After a towerco has built a tower and it has gone into operation, it must maintain the site. For Vung Suan Mang, late-night calls because of equipment failure, or because the company installing an antenna locked out the company maintaining the generators, are part of the job.
Asked about their favourite tower, however, Kittle and Vung Suan Mang named MAT2295, in Mandalay Region, which has been almost problem-free.
“The towers you can forget about between inspections, those are the best ones,” Kittle said.
He hoped the same could be said of CHN00136, which they finally reached after three hours.

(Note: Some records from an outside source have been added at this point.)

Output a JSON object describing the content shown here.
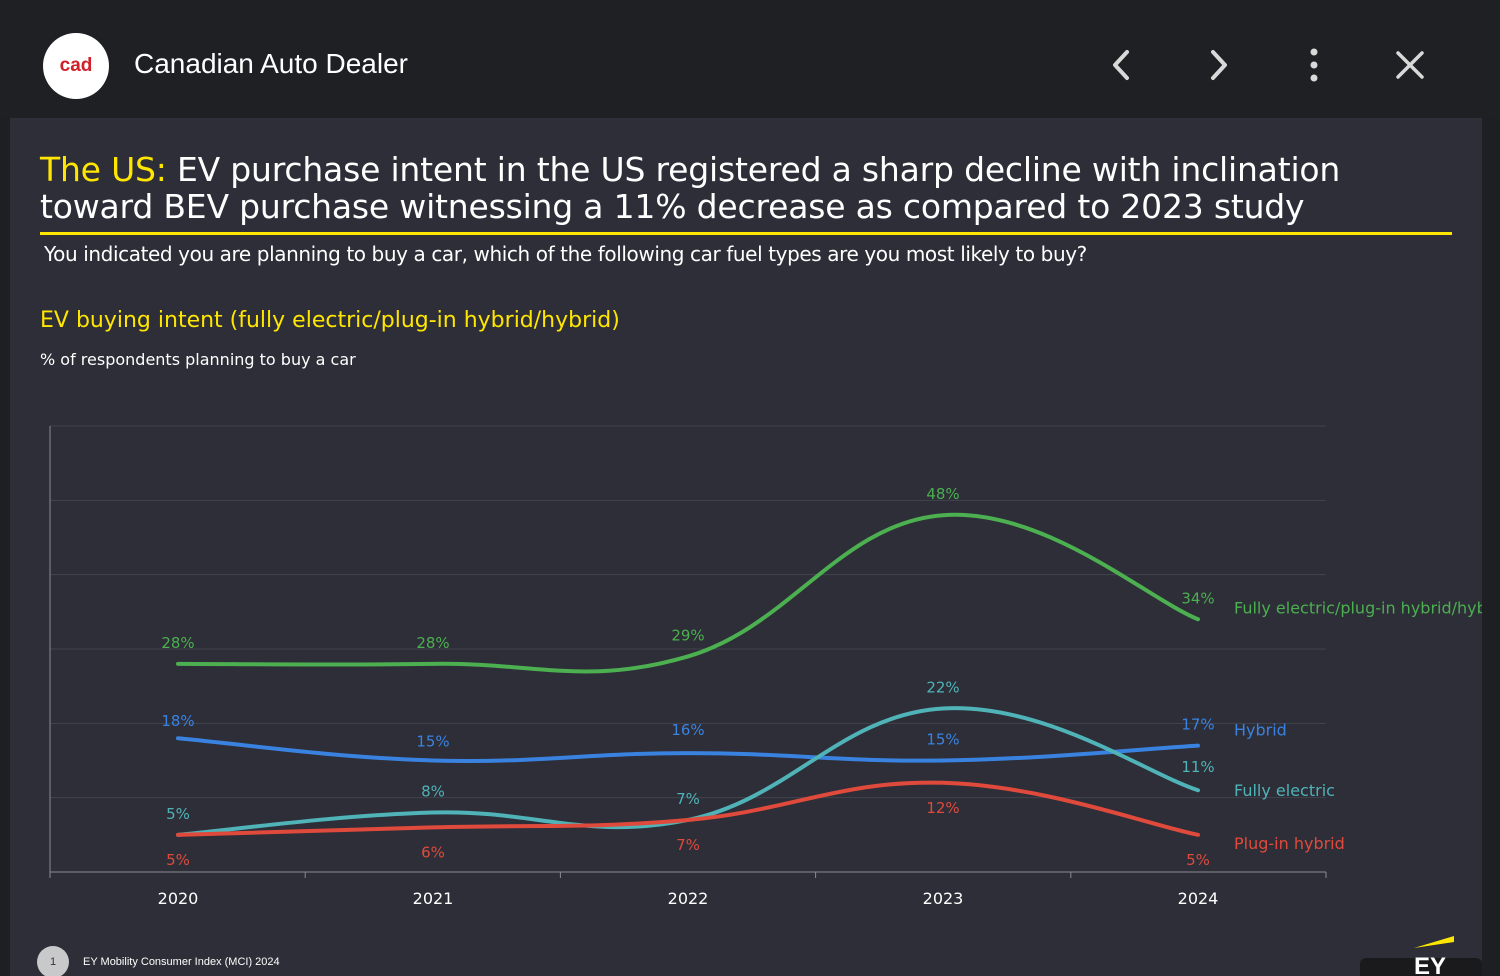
{
  "app": {
    "logo_text": "cad",
    "title": "Canadian Auto Dealer"
  },
  "slide": {
    "headline_highlight": "The US:",
    "headline_rest": " EV purchase intent in the US registered a sharp decline with inclination toward BEV purchase witnessing a 11% decrease as compared to 2023 study",
    "question": "You indicated you are planning to buy a car, which of the following car fuel types are you most likely to buy?",
    "chart_title": "EV buying intent (fully electric/plug-in hybrid/hybrid)",
    "chart_subtitle": "% of respondents planning to buy a car",
    "footnote_number": "1",
    "footnote": "EY Mobility Consumer Index (MCI) 2024",
    "brand_mark": "EY"
  },
  "chart_data": {
    "type": "line",
    "x": [
      "2020",
      "2021",
      "2022",
      "2023",
      "2024"
    ],
    "series": [
      {
        "name": "Fully electric/plug-in hybrid/hybrid",
        "values": [
          28,
          28,
          29,
          48,
          34
        ],
        "labels": [
          "28%",
          "28%",
          "29%",
          "48%",
          "34%"
        ],
        "color": "#4caf50"
      },
      {
        "name": "Hybrid",
        "values": [
          18,
          15,
          16,
          15,
          17
        ],
        "labels": [
          "18%",
          "15%",
          "16%",
          "15%",
          "17%"
        ],
        "color": "#3a82e0"
      },
      {
        "name": "Fully electric",
        "values": [
          5,
          8,
          7,
          22,
          11
        ],
        "labels": [
          "5%",
          "8%",
          "7%",
          "22%",
          "11%"
        ],
        "color": "#4fb3b8"
      },
      {
        "name": "Plug-in hybrid",
        "values": [
          5,
          6,
          7,
          12,
          5
        ],
        "labels": [
          "5%",
          "6%",
          "7%",
          "12%",
          "5%"
        ],
        "color": "#e04a3c"
      }
    ],
    "ylim": [
      0,
      60
    ],
    "grid": true,
    "legend": "right, at line ends"
  },
  "colors": {
    "accent": "#ffe600",
    "background": "#2d2e37",
    "topbar": "#1f2024"
  },
  "icons": {
    "prev": "chevron-left-icon",
    "next": "chevron-right-icon",
    "more": "more-vertical-icon",
    "close": "close-icon"
  }
}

The shining steel tower, buzzing with local workers and subcontracted specialists from Yangon in clean, white hard-hats and modern equipment, seemed somewhat out-of-place overlooking the rustic mountain village of 860 people only 12km from the border with India’s Mizoram State.
There had been language barriers with the Mizoram-speaking local workers, the challenge of transporting specialist personnel in and out of the valley, and the slow process of sending concrete foundation samples to be tested in Yangon.
But those issues were all expected, and the village, at least, had been more than accommodating.
The local labourers, many of whom find jobs over the border in India, were glad of the work, said village headman Salai Dar Vung. Residents would also welcome the better coverage; until now they have only been able to receive an occasional, weak signal from MPT, when they are standing on the higher ground.
Soon they would have 3G from all three carriers. Dar Vung planned to buy a mobile phone and call, text and Skype with friends and relatives throughout Chin and on the Mizoram side of the border.
The village invited Kittle and Vung Suan Mang to stay for dinner, but they had to head back to Hakha; they might not be able to call for help if the SUV took a tumble in the dark.